7pm Turner Classic Movies
Sealed Cargo (1951 USA): This obscure RKO actioner isn't going to win any prizes for originality, but it does offer some good old-fashioned anti-Nazi fun. The film stars Dana Andrews as Pat Bannon, a Nova Scotia whaler who encounters a Danish cargo ship adrift off the coast of Canada. Shot to pieces and abandoned by its crew, the ship has one remaining inhabitant: Captain Skalder (Claude Rains). Assuming the schooner has been torpedoed by a U-boat, Bannon tows it to shore, but soon begins to suspect that the vessel and its commander may have a more sinister provenance. Co-starring Whit Bissell, Onslow Stevens, and my new favorite actor Skip Homeier (deliciously malevolent in the Alfred Hitchcock Presents episode The Motive!), Sealed Cargo is best served with a mug of hot cocoa and a modicum of suspended disbelief.

Thursday 09/17/09

4pm Cinemax
Sweethearts of the Prison Rodeo (2009 USA): I haven't seen this Cinemax original documentary yet, but gosh, couldn't they have called it Cowgirls Behind Bars instead?
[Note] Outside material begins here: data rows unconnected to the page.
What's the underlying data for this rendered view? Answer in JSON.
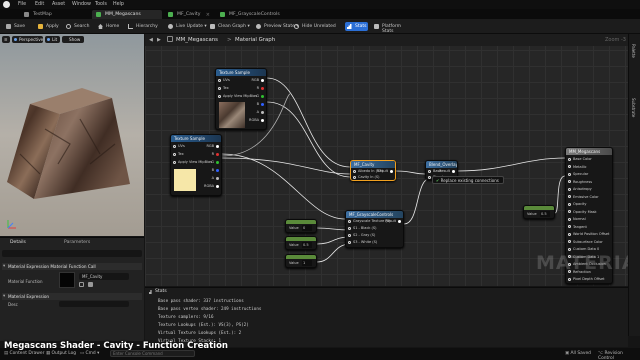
{
  "menu": {
    "items": [
      "File",
      "Edit",
      "Asset",
      "Window",
      "Tools",
      "Help"
    ]
  },
  "tabs": [
    {
      "label": "TestMap"
    },
    {
      "label": "MM_Megascans"
    },
    {
      "label": "MF_Cavity"
    },
    {
      "label": "MF_GrayscaleControls"
    }
  ],
  "toolbar": {
    "save": "Save",
    "apply": "Apply",
    "search": "Search",
    "home": "Home",
    "hierarchy": "Hierarchy",
    "live_update": "Live Update",
    "clean_graph": "Clean Graph",
    "preview_state": "Preview State",
    "hide_unrelated": "Hide Unrelated",
    "stats": "Stats",
    "platform_stats": "Platform Stats"
  },
  "viewport": {
    "perspective": "Perspective",
    "lit": "Lit",
    "show": "Show"
  },
  "details": {
    "tab_details": "Details",
    "tab_parameters": "Parameters",
    "section1": "Material Expression Material Function Call",
    "material_function_label": "Material Function",
    "material_function_value": "MF_Cavity",
    "section2": "Material Expression",
    "desc_label": "Desc"
  },
  "graph": {
    "breadcrumb_root": "MM_Megascans",
    "breadcrumb_sep": ">",
    "breadcrumb_current": "Material Graph",
    "zoom": "Zoom -3",
    "watermark": "MATERIAL"
  },
  "nodes": {
    "tex1": {
      "title": "Texture Sample",
      "pins": [
        "UVs",
        "Tex",
        "Apply View MipBias"
      ],
      "outputs": [
        "RGB",
        "R",
        "G",
        "B",
        "A",
        "RGBA"
      ]
    },
    "tex2": {
      "title": "Texture Sample",
      "pins": [
        "UVs",
        "Tex",
        "Apply View MipBias"
      ],
      "outputs": [
        "RGB",
        "R",
        "G",
        "B",
        "A",
        "RGBA"
      ]
    },
    "cavity": {
      "title": "MF_Cavity",
      "pins": [
        "Albedo In (V3)",
        "Cavity In (S)"
      ],
      "output": "Result"
    },
    "blend": {
      "title": "Blend_Overlay",
      "pins": [
        "Base",
        "Blend"
      ],
      "output": "Result"
    },
    "tooltip": "Replace existing connections",
    "grayscale": {
      "title": "MF_GrayscaleControls",
      "pins": [
        "Grayscale Texture (S)",
        "S1 - Black (S)",
        "S2 - Gray (S)",
        "S3 - White (S)"
      ],
      "output": "Result"
    },
    "const1": {
      "label": "Value",
      "value": "0"
    },
    "const2": {
      "label": "Value",
      "value": "0.5"
    },
    "const3": {
      "label": "Value",
      "value": "1"
    },
    "const4": {
      "label": "Value",
      "value": "0.5"
    },
    "result": {
      "title": "MM_Megascans",
      "pins": [
        "Base Color",
        "Metallic",
        "Specular",
        "Roughness",
        "Anisotropy",
        "Emissive Color",
        "Opacity",
        "Opacity Mask",
        "Normal",
        "Tangent",
        "World Position Offset",
        "Subsurface Color",
        "Custom Data 0",
        "Custom Data 1",
        "Ambient Occlusion",
        "Refraction",
        "Pixel Depth Offset"
      ]
    }
  },
  "right_strip": {
    "palette": "Palette",
    "substrate": "Substrate"
  },
  "stats": {
    "tab": "Stats",
    "lines": [
      "Base pass shader: 337 instructions",
      "Base pass vertex shader: 249 instructions",
      "Texture samplers: 9/16",
      "Texture Lookups (Est.): VS(3), PS(2)",
      "Virtual Texture Lookups (Est.): 2",
      "Virtual Texture Stacks: 1"
    ]
  },
  "statusbar": {
    "content_drawer": "Content Drawer",
    "output_log": "Output Log",
    "cmd": "Cmd",
    "cmd_placeholder": "Enter Console Command",
    "all_saved": "All Saved",
    "revision_control": "Revision Control"
  },
  "caption": "Megascans Shader - Cavity - Function Creation"
}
As it stands, we're left with visions of a so-so country rock album by The Byrds. Filmed in Oklahoma, the state with the highest female incarceration rate in the country, Sweethearts of the Prison Rodeo focuses on the Penitentiary Rodeo, an annual fixture since 1940 recently opened up to competitors of the fairer sex. Yee haw! Also airs at 7pm.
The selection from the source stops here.